Severn Trent Water has been fined £800,000 for dumping 3.8m litres of raw sewage into a Shropshire stream.

The company pleaded guilty at Telford Magistrates' Court to breaching the Environmental Permitting (England and Wales) Regulations 2010 by causing sewage to discharge into the Row Brook from the Acton Burnell Treatment Works between November 2014 and May 2016, failing to provide a labelled sampling point, and failing to operate and maintain a grass plot treatment facility.

A member of the public who was out dog walking on 10 May 2016 reported a strong smell and a ditch full of raw sewage. As a result, an Environment Agency officer inspected the site and found the brook was polluted for 250 metres downstream of the works.

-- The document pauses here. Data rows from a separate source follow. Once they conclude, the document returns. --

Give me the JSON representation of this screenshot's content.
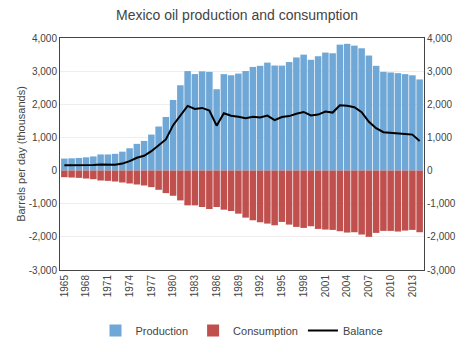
{
  "chart_data": {
    "type": "bar",
    "title": "Mexico oil production and consumption",
    "ylabel": "Barrels per day (thousands)",
    "x": [
      1965,
      1966,
      1967,
      1968,
      1969,
      1970,
      1971,
      1972,
      1973,
      1974,
      1975,
      1976,
      1977,
      1978,
      1979,
      1980,
      1981,
      1982,
      1983,
      1984,
      1985,
      1986,
      1987,
      1988,
      1989,
      1990,
      1991,
      1992,
      1993,
      1994,
      1995,
      1996,
      1997,
      1998,
      1999,
      2000,
      2001,
      2002,
      2003,
      2004,
      2005,
      2006,
      2007,
      2008,
      2009,
      2010,
      2011,
      2012,
      2013,
      2014
    ],
    "series": [
      {
        "name": "Production",
        "type": "bar",
        "color": "#6fa8d6",
        "values": [
          362,
          370,
          381,
          400,
          427,
          487,
          486,
          505,
          571,
          673,
          806,
          894,
          1086,
          1329,
          1618,
          2130,
          2574,
          3001,
          2912,
          2994,
          2978,
          2455,
          2910,
          2876,
          2926,
          3003,
          3127,
          3161,
          3257,
          3170,
          3167,
          3274,
          3413,
          3498,
          3343,
          3450,
          3560,
          3540,
          3800,
          3824,
          3770,
          3690,
          3471,
          3160,
          2979,
          2960,
          2939,
          2910,
          2875,
          2750
        ]
      },
      {
        "name": "Consumption",
        "type": "bar",
        "color": "#c0504d",
        "values": [
          -200,
          -210,
          -220,
          -240,
          -260,
          -300,
          -310,
          -330,
          -360,
          -390,
          -420,
          -450,
          -500,
          -580,
          -680,
          -760,
          -900,
          -1050,
          -1050,
          -1100,
          -1160,
          -1100,
          -1180,
          -1220,
          -1300,
          -1420,
          -1500,
          -1560,
          -1600,
          -1650,
          -1550,
          -1630,
          -1700,
          -1730,
          -1680,
          -1760,
          -1780,
          -1790,
          -1830,
          -1870,
          -1860,
          -1930,
          -2000,
          -1880,
          -1820,
          -1820,
          -1840,
          -1810,
          -1790,
          -1860
        ]
      },
      {
        "name": "Balance",
        "type": "line",
        "axis": "y2",
        "color": "#000000",
        "values": [
          160,
          160,
          160,
          160,
          165,
          185,
          175,
          175,
          210,
          285,
          385,
          445,
          585,
          750,
          940,
          1370,
          1674,
          1950,
          1860,
          1890,
          1810,
          1355,
          1730,
          1656,
          1626,
          1583,
          1627,
          1601,
          1657,
          1520,
          1617,
          1644,
          1713,
          1768,
          1663,
          1690,
          1780,
          1750,
          1970,
          1954,
          1910,
          1760,
          1471,
          1280,
          1159,
          1140,
          1099,
          1100,
          1085,
          890
        ]
      }
    ],
    "xlim": [
      1964.4,
      2014.6
    ],
    "xticks": [
      1965,
      1968,
      1971,
      1974,
      1977,
      1980,
      1983,
      1986,
      1989,
      1992,
      1995,
      1998,
      2001,
      2004,
      2007,
      2010,
      2013
    ],
    "ylim": [
      -3000,
      4000
    ],
    "yticks": [
      {
        "value": -3000,
        "label": "-3,000"
      },
      {
        "value": -2000,
        "label": "-2,000"
      },
      {
        "value": -1000,
        "label": "-1,000"
      },
      0,
      {
        "value": 1000,
        "label": "1,000"
      },
      {
        "value": 2000,
        "label": "2,000"
      },
      {
        "value": 3000,
        "label": "3,000"
      },
      {
        "value": 4000,
        "label": "4,000"
      }
    ],
    "y2lim": [
      -3000,
      4000
    ],
    "y2ticks": [
      {
        "value": -3000,
        "label": "-3,000"
      },
      {
        "value": -2000,
        "label": "-2,000"
      },
      {
        "value": -1000,
        "label": "-1,000"
      },
      0,
      {
        "value": 1000,
        "label": "1,000"
      },
      {
        "value": 2000,
        "label": "2,000"
      },
      {
        "value": 3000,
        "label": "3,000"
      },
      {
        "value": 4000,
        "label": "4,000"
      }
    ],
    "grid": true,
    "legend": "bottom"
  }
}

The incident was caused by a fat blockage at the works inlet.

On returning three days later, the officer found the discharge had continued. They were told by a Severn Trent member of staff that it was due to the expansion of a nearby college, and that the works were due to be upgraded to improve capacity. Effluent normally discharges into storm tanks during poor weather conditions, but in this case was incorrectly discharging via the works storm tanks during normal weather. Sewage was being discharged into the brook without being properly treated.

In an attempt to stop the pollution, Severn Trent set up a system of pumping its storm tanks to sludge holding tanks, which would then be emptied and taken off-site by road tanker. The Agency said this showed it was possible to run the site in accordance with its permit, despite a capacity squeeze.

An Agency survey the next day concluded that the sewage had had a significant impact on macroinvertebrate ecology. Further inspection revealed the discharges had been happening regularly for 17 months.